Michel, de 38 años, fue tiroteado el pasado mes de noviembre durante una escalada de violencia entre las facciones de los Selekas en Gobolo. Sus heridas apenas le permiten moverse de su casa en un barrio de Bria. Las escaramuzas entre los partidarios de la UPC (Unión por la Paz en Centroáfrica) y el FPRC (Frente Popular para el Renacimiento de Centroáfrica) han dejado decenas de civiles muertos. En los últimos meses, los enfrentamientos entre ambos bandos se centraban en el control de las carreteras que comunicaban con las minas de diamantes de la zona de Kalaga, a uno 45 kilómetros de Bria.

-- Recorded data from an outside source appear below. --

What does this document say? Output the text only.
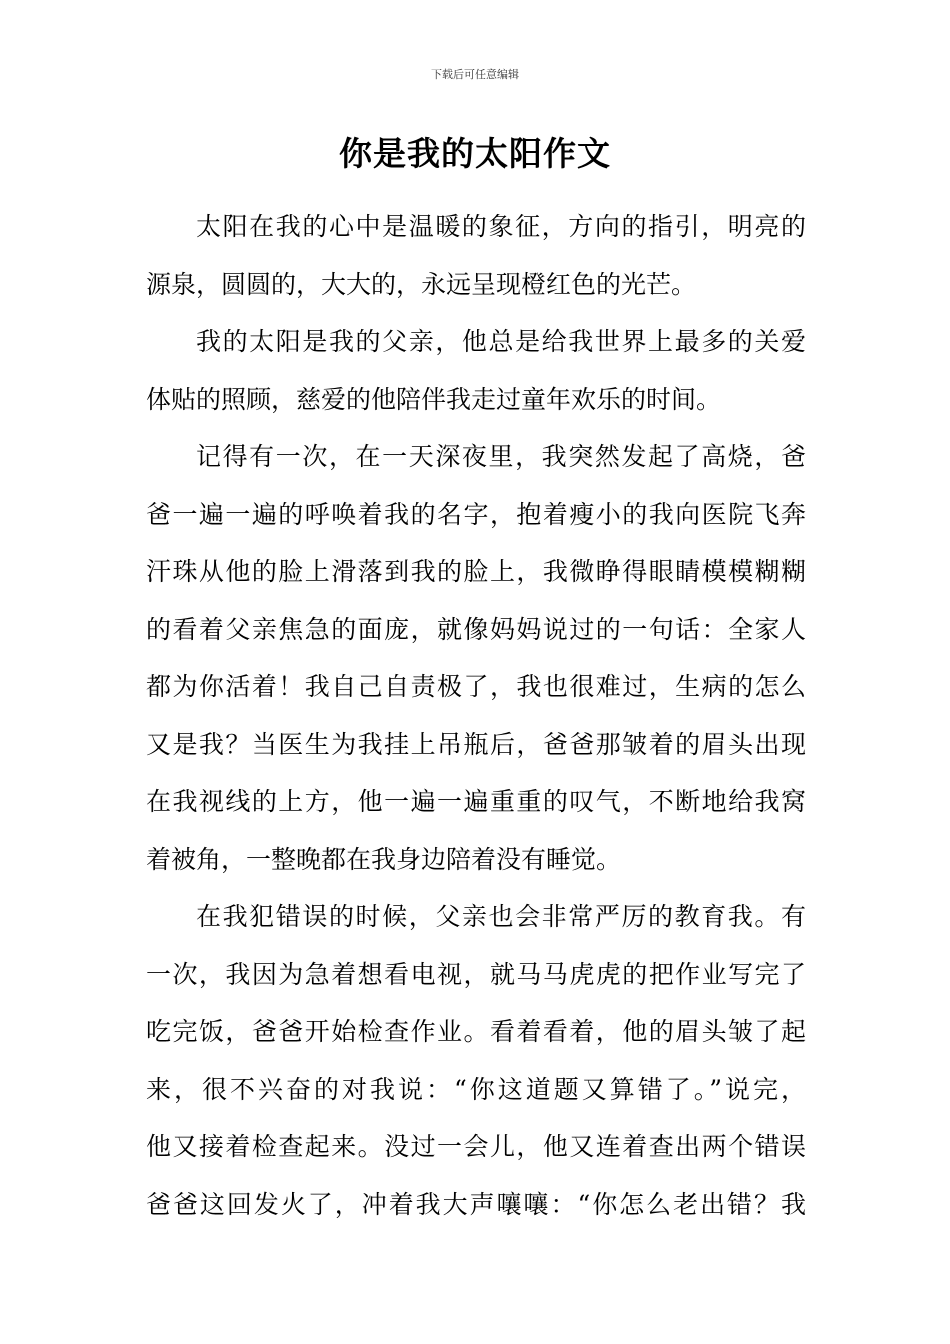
下载后可任意编辑
你是我的太阳作文
太阳在我的心中是温暖的象征，方向的指引，明亮的
源泉，圆圆的，大大的，永远呈现橙红色的光芒。
我的太阳是我的父亲，他总是给我世界上最多的关爱
体贴的照顾，慈爱的他陪伴我走过童年欢乐的时间。
记得有一次，在一天深夜里，我突然发起了高烧，爸
爸一遍一遍的呼唤着我的名字，抱着瘦小的我向医院飞奔
汗珠从他的脸上滑落到我的脸上，我微睁得眼睛模模糊糊
的看着父亲焦急的面庞，就像妈妈说过的一句话：全家人
都为你活着！我自己自责极了，我也很难过，生病的怎么
又是我？当医生为我挂上吊瓶后，爸爸那皱着的眉头出现
在我视线的上方，他一遍一遍重重的叹气，不断地给我窝
着被角，一整晚都在我身边陪着没有睡觉。
在我犯错误的时候，父亲也会非常严厉的教育我。有
一次，我因为急着想看电视，就马马虎虎的把作业写完了
吃完饭，爸爸开始检查作业。看着看着，他的眉头皱了起
来，很不兴奋的对我说：“你这道题又算错了。”说完，
他又接着检查起来。没过一会儿，他又连着查出两个错误
爸爸这回发火了，冲着我大声嚷嚷：“你怎么老出错？我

Karim, 26 años. “Cuando el conflicto se recrudeció de nuevo en noviembre de 2016 todo el mundo trató de escapar, menos yo. Tengo una discapacidad que a penas me permite estar de pie, ni siquiera con la ayuda de un bastón. Cuando las milicias atacaron en mi poblado apenas pude moverme para esquivar los disparos. Solo la ayuda de mi madre me salvó del tiroteo”.
Jean. “Los enfrentamientos entre las facciones de los rebeldes Selekas estaban rodeando nuestro poblado y se rumoreaba que las milicias quemaban todas las casas que encontraban a su paso así que decidí huir con mi hijo de Nasima el 6 de diciembre de 2016”. Con 84 años, sólo piensa en encontrar los recursos económicos para volver a su casa y olvidar el campo de desplazados en el que se encuentra. El hijo, que pudo volver a su localidad natal, comprobó que sólo quedaban cenizas de su hogar.
Jamila. “A mi marido lo mataron en nuestra propia casa cuando las milicias entraron en nuestro barrio de Bria. Yo me he quedado sola al cargo de nuestros seis hijos, sin ninguna ayuda y sin recursos para dar de comer a mi familia. Lo peor es el miedo. No dormimos pensando en que cualquier momento los Selekas pueden volver a atacar”.
Solange. “Mataron a familias enteras, los que pudimos escapar, una veintena de vecinos del pueblo huímos para escondernos en el monte. Teníamos que dormir en unas esterillas hechas con la hojarasca y comíamos cualquier cosa que encontrábamos”. Tras escapar del infierno, esta joven de 12 años que sueña con ser enfermera, consiguió reunirse con su madre en el campo de desplazados junto al aeródromo de la ciudad de Bambari al sur del país.
Abdou. “Las milicias no quieren a nadie de la etnia fulani en los pueblos entre Ippy y Bria. Pasamos 10 días en el bosque antes de llegar a Maloum”.
Catherine, de 16 años, huyó de su pueblo junto a sus padres y sus 14 hermanos y hermanas después de que las milicias Selekas quemaran su casa. Ahora viven en lo que fue una escuela de Ngoubi a 18 kilómetros de Bria.